Peace through Art: Artist launching Nairobi exhibition to celebrate Somali culture

Plans are underway to showcase Somali culture and history in Nairobi through an exhibition, according to Ali Said Hassan, the organizer.

Hassan, who was the first person to establish a photo studio in Mogadishu, Somalia in 1975, is currently in the country to finalize the date and month for the exhibition.

Ali Said Hassan speaking at a Nairobi hotel where he said that he was planning to host an exhibition on Somali culture in Nairobi city.[Collins Kweyu,Standard]

Speaking to The Nairobian at a Nairobi hotel, Hassan explained that through his Golol Art Gallery, he has been able to exhibit his work on Somalia in Germany, Sweden, the United Kingdom, and Italy.

Hassan, who is now a German national after living in different European countries following the eruption of civil war in his former country, graduated in film and lighting from the Centre of Cinematographic in Rome, Italy after undergoing training between 1972-1975.

He was also the first Somali man to produce calendars in Mogadishu when he returned to the country from Italy.

Despite the existence of a government-owned film agency known as Somali Film Agency, Hassan owned a private company.

His company had 22 employees, many of them youths whom he trained and nurtured in the area of artistic work like painting. However, Hassan revealed that all his work, including negatives, paintings, and cameras, was looted and destroyed during the civil war. He said he lost more than 13,000 negatives.

Part of the exhibition that Hassan will showcase involves promoting peace through art, and for it to happen, he believes there needs to be real reconciliation in Somalia.

This needs to come from the grassroots to the national level through building confidence among all the clans in Somalia.
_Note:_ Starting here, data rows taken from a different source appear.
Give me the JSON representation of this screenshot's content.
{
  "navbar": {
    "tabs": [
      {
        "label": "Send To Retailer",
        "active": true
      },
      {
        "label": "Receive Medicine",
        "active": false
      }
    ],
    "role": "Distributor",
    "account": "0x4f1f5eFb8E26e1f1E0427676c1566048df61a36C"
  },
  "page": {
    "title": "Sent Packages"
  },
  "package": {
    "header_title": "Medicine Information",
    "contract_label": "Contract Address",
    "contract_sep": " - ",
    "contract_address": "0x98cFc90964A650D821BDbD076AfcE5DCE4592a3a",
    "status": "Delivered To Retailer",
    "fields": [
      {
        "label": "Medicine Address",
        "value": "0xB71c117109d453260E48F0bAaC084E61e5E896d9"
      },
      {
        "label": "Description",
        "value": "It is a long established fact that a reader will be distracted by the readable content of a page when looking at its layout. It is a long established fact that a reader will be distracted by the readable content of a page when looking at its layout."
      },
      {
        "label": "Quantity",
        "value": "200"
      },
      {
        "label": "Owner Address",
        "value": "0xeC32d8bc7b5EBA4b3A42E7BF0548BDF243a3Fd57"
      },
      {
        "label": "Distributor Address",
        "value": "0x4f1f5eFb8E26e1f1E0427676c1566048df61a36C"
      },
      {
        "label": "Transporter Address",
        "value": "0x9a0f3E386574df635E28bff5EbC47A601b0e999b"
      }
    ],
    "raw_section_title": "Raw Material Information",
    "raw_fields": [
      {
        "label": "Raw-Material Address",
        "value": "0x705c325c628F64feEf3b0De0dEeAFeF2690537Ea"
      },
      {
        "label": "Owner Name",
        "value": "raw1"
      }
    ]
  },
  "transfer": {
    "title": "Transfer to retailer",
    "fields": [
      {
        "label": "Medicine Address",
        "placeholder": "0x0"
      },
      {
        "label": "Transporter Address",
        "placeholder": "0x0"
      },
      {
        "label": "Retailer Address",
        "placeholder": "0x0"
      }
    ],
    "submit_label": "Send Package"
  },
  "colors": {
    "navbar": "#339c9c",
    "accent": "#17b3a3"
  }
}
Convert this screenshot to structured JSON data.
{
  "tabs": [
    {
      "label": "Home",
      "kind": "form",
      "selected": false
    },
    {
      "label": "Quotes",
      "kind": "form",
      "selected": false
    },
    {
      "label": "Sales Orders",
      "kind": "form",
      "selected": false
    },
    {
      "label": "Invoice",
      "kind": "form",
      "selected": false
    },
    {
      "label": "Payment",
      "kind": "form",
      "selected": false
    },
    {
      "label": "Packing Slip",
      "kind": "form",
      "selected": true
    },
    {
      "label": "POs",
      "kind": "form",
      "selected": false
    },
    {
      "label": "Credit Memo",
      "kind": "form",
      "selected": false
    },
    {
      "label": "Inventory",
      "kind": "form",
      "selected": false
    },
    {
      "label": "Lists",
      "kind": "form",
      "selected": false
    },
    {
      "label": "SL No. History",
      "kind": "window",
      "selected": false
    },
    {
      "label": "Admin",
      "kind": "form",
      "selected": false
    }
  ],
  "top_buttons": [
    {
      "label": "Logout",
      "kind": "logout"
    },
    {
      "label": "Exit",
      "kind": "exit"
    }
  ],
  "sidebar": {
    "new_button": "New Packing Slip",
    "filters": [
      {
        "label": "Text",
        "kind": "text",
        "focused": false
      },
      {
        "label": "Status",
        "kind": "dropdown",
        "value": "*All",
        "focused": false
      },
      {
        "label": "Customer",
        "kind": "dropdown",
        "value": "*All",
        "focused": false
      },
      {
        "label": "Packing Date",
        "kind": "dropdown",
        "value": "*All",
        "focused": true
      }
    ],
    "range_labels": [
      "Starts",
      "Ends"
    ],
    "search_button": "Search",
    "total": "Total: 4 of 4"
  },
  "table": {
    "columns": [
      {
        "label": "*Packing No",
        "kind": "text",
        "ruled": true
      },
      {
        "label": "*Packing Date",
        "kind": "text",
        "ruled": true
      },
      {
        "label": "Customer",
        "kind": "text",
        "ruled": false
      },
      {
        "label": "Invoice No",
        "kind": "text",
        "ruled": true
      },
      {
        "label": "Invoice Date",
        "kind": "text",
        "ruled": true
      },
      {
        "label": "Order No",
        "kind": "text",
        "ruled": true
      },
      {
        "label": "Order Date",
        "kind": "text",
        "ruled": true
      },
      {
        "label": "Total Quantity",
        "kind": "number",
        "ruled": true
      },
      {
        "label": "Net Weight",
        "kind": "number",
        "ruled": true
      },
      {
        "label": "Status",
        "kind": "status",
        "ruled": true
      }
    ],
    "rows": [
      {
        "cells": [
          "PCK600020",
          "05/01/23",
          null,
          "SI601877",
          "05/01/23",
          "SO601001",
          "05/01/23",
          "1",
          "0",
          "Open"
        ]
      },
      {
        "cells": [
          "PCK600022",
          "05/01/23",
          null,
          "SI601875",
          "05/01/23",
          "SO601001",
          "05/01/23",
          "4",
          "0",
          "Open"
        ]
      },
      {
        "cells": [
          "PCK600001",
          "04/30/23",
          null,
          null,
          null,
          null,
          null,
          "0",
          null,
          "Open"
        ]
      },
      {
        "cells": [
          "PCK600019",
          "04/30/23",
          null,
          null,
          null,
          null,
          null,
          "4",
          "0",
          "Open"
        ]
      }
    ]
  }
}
Hassan hopes that intellectuals and entrepreneurs from the Somali community will attend and speak on matters concerning the community during the exhibition in Nairobi.

"If the Nairobi exhibition succeeds, it will be made an annual event," said Hassan, who now resides in England and works for an NGO that deals with the Somali community.

He added that his exhibition will be free of charge, and the artistic work that will be exhibited is not for sale.

According to Hassan, the exhibition will help expunge the belief that every Somali person is a terrorist or an Al-Shabaab terrorist and show that Somalia also has a good culture and some positive aspects.